Y algo me queda claro en relación a aquellos años: ¿acaso no era yo otro inadaptado? Quizá por aquel divorcio prematuro o… ¡a saber!… siempre lo fui en mayor o menor medida ¿Acaso no debía estar en clase el día que me topé con Paco? ¿Acaso había otros compañeros míos de colegio inmersos en aquellas escapadas o huidas… con siete, con ocho, con diez años? ¿Le impactaría la imagen de Paco a alguien que no hubiese reflexionado sobre ello con el paso del tiempo?

Por estos motivos y razones, creo que aquel día me topé con un Artista, en el sentido más legítimo e intemporal del término. Quiero decir, no un artista en su versión de poliespan mediático y edulcorado que se pueda ver hoy en un medio cualquiera. Una persona con la capacidad suficiente de tener un estilo propio desarrollando una actividad tan compleja como era, en su caso, la pintura. Cierto es que para gustos los colores y que su obra es fruto evidente de una época… pero qué demonios… ¿y cómo no lo iba a ser? Esa es precisamente una característica de toda obra artística.

Para muestra su legado.

Y en el fondo ahí está la clave… ¿qué es lo que queda? Porque ciertamente, el paso del tiempo es inexorable y solo algunas cosas son capaces de franquearlo ¿Alguien se acuerda del alcalde que tuvo Ávila en 1963? ¿Alguien se acuerda de quién adjudicó la obra de algún arrabal hace cincuenta años… o hace treinta… o quince… o diez? Queda, lo que queda… y aunque quede entre amigos y familiares, conocidos o desconocidos… y no trascienda hasta alcanzar el nivel mediático hoy tan ansiado y valorado de «poliespan», lo cierto es que de una u otra forma ahí queda… que no es poco.

Su nombre era Francisco Javier José Jiménez Verdú.

Nota.- Si algún familiar suyo lee este texto, espero y deseo que no se sienta ofendido en modo alguno por nada de lo aquí escrito. Nada más lejos de mi intención. Esta no es más que la mirada de alguien que creció en Ávila y urdió sus pensamientos y sentimientos en las almenas de la muralla.

 

3 Responses to Paco, Pakuto (por Luis Asiaín)

  1. Edu says:

    Querido primo:

    Antes de nada he de decirte que, como siempre, ha sido un placer leerte. Aunque ahora estés tan lejos de nosotros, tus palabras hacen que te sintamos algo más cerca.

    Unos detalles: mis abuelos vivían debajo de Paco, en la calle Alfonso de Montalvo. Si mal no recuerdo, el maltrecho perro se llamaba `Hucha´ (lo guardaba en un garaje, frente a la terraza de mi familia) y la mujer que solía acompañar al genial pintor era conocida como `la Tola´.

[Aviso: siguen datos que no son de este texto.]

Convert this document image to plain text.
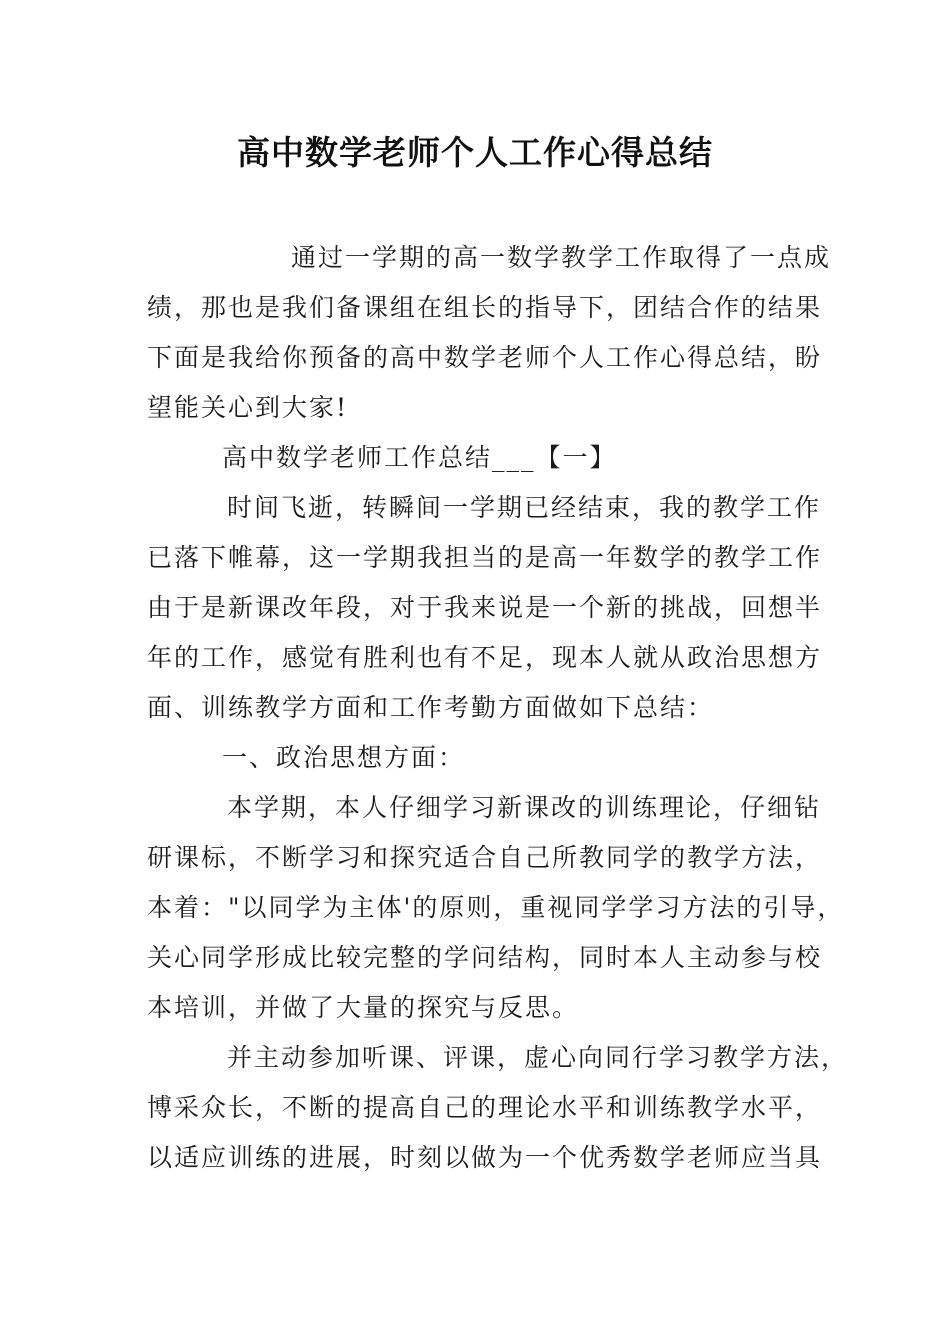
高中数学老师个人工作心得总结
通过一学期的高一数学教学工作取得了一点成
绩，那也是我们备课组在组长的指导下，团结合作的结果
下面是我给你预备的高中数学老师个人工作心得总结，盼
望能关心到大家!
高中数学老师工作总结___【一】
时间飞逝，转瞬间一学期已经结束，我的教学工作
已落下帷幕，这一学期我担当的是高一年数学的教学工作
由于是新课改年段，对于我来说是一个新的挑战，回想半
年的工作，感觉有胜利也有不足，现本人就从政治思想方
面、训练教学方面和工作考勤方面做如下总结：
一、政治思想方面：
本学期，本人仔细学习新课改的训练理论，仔细钻
研课标，不断学习和探究适合自己所教同学的教学方法，
本着："以同学为主体'的原则，重视同学学习方法的引导，
关心同学形成比较完整的学问结构，同时本人主动参与校
本培训，并做了大量的探究与反思。
并主动参加听课、评课，虚心向同行学习教学方法，
博采众长，不断的提高自己的理论水平和训练教学水平，
以适应训练的进展，时刻以做为一个优秀数学老师应当具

    He echado en falta otras referencias a esa infancia -tan cojonuda- que compartimos en San Roque y alrededores. Las comentaremos en persona…

    Cuídate mucho.
    Un abrazo,

    Edu

  2. Pepe Herráez says:

    Un par de matices:
    Pakuto se llamaba Francisco José y la perra que lo acompañaba siempre Chiqui.
    Por lo demás, espléndida descripción de una parte de la historia de Ávila y que también es la mía.

  3. Carlos Ávila says:

    Un placer leer esta historia o, como dices, la mirada de alguien que creció allí y en aquel momento, como crecimos tantos otros. He revivido momentos leyéndolo, mi abuelo tb me iba a buscar a ese colegio, y a mí también me dio clase “la bruja”, aunque yo guardo buen recuerdo de ella (luego también me dio su marido).
    En fin, Paco, Pakuto o Paco el guarro, junto a otros, son eso, personales de aquel Ávila que muchas generaciones recordaremos siempre. Un saludo.